Reflections from across the Welsh border
With many changes in English HE holding concern for those in devolved nations, Melanie Rimmer, Director of Strategic Planning at Cardiff University, shares her reflections from across the border.
It is a fascinating time in HE, whichever part of the UK one is based. Having moved into the Welsh sector from the English one almost 18 months ago, I have found myself trying to understand my new context through comparing it to what I knew previously.
There are many differences, and a few similarities, which I set out below.
Funding
Welsh students benefit from more generous access to maintenance grants and loans at both UG and PGT levels. Born out of the 2016 Diamond Review, the student finance model in Wales was credited in previous years with boosting part-time and post-graduate enrolments in a nation that traditionally has lower proportions of HE participation.
For institutions themselves, though, the picture is more mixed. Welsh Government has been hugely supportive during the pandemic. Institutions have received a number of additional one-off pots of money across a range of activities – unconditional support that was noticeable by its absence in England.
However, as in England, the unit of resource for our largest cohort, Home undergrads, is static.

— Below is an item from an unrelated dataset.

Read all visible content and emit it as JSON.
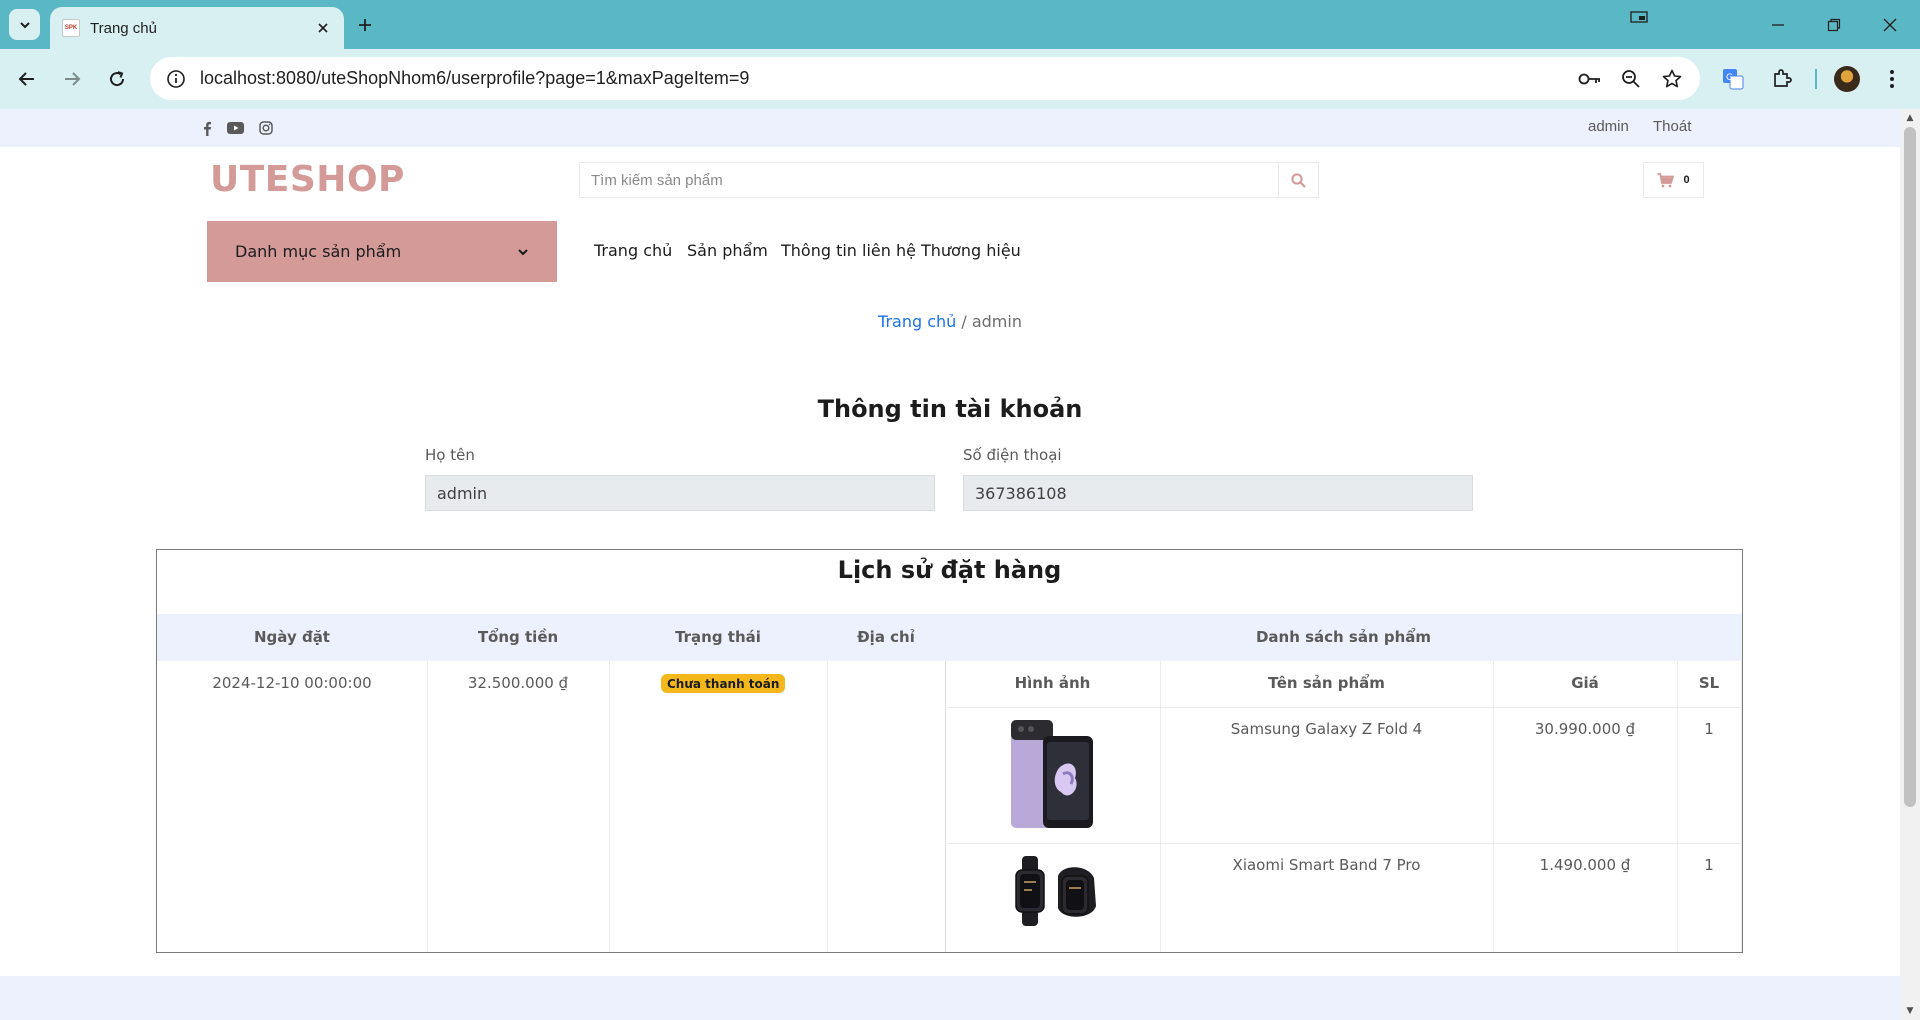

Tuition fees have been frozen at 9k for almost a decade in Wales, and we do not anticipate any movement on this in light of recent news from England. We are waiting to hear proposals on a new methodology for the allocation of top-up teaching funding. This is expected only to adjust weightings across streams however rather than bring any additional money into play.
As we head into a period of inflation, Welsh institutions will be facing all the same challenges of meeting the growing cost of teaching but, in some areas at least, from a slightly lower baseline.
Regulation
With only nine HE providers in the system, the relationship between each university and the regulator HEFCW (HE Funding Council for Wales) is more direct. The interactions are more frequent and the level of information shared more granular than anything I witnessed in England, either under OfS or HEFCE.
A Bill currently before the Senedd will create a new regulator – the Commission for Tertiary Education and Research (CTER) – but it is not expected that the relational character of regulation will change. Any talk of the new Commission being ‘the Welsh OfS’ is quickly dismissed here.
Clearly one difference is the bringing together of HE and FE under a single regulator. I interpret this as evidence of the continued focus here on access and increasing participation – an agenda now being questioned by policy proposals in England.
I would also hazard one similarity, however. In response to the Bill, universities have urged greater recognition within the mission of the new Commission of the role and criticality of research to HE. We now wait to see how that is responded to. We do know that Welsh Government has an ambitious agenda on innovation and will retain many powers around research funding. So, whilst the Commission won’t be the ‘Welsh OfS’, my sense is that it is shaping-up to be student-, or education-centric.
Political context
Whilst Westminster has been at an impasse (finally over, it seems) on the future of HE funding, the political context here is very different. The culture wars are not part of the political landscape here in Wales. There is no sense that the value of higher education, or of certain subjects and courses, is under question in the same way as in England. We are fortunate that successive Welsh governments have instinctively been more inclined towards higher education and the role it plays in social mobility and economic health.
Of course, the economic pressures of the coming years will challenge the Welsh Government as much as any other. The latest announcements from Westminster on ‘Levelling Up’ specified no new money for Wales, with a significant gap left where once there were EU funds.
Universities will need to appreciate these challenges. But at least here we have a context in which universities can be recognised as part of the solution, rather than being seen as part of the problem (at worst) or a conundrum too difficult to fix (at best).
A difference too far?
One factor that I was perhaps naïve about before my move to Wales is the degree to which a devolved area of policy will continue to be affected by decisions in Westminster. The response to Augar has been as much anticipated here as in England – will decisions there require a reciprocal move here or risk upsetting the existing flow of students across the border?
Now we know that the Student Loan Book may be used to control numbers, through restricting access to loans, we find that the proposals will impact us directly, whatever the policy of the devolved government
Elsewhere, the OfS consultations on TEF and Student Outcomes Data has left many in Wales – and I daresay Scotland and Northern Ireland too – scratching their heads.
Participation in the forthcoming TEF will not be mandatory for Welsh institutions, so we will weigh up the final model and make a strategic decision either way. That will feel like a luxurious difference.
However, the move by the English regulator to create its own datasets and definitions has set a few alarm bells ringing. Some have even questioned whether we are about to witness the break-up of the rich and well-developed UK-wide sector data landscape. That might be a tad dramatic, but it isn’t at all clear what the repercussions for all UK nations might be of the direction being pursued on a number of fronts in England.
Melanie Rimmer is Director of Strategic Planning at Cardiff University. She was previously Director of Planning and Projects at Goldsmiths, University of London. She writes here in a personal capacity.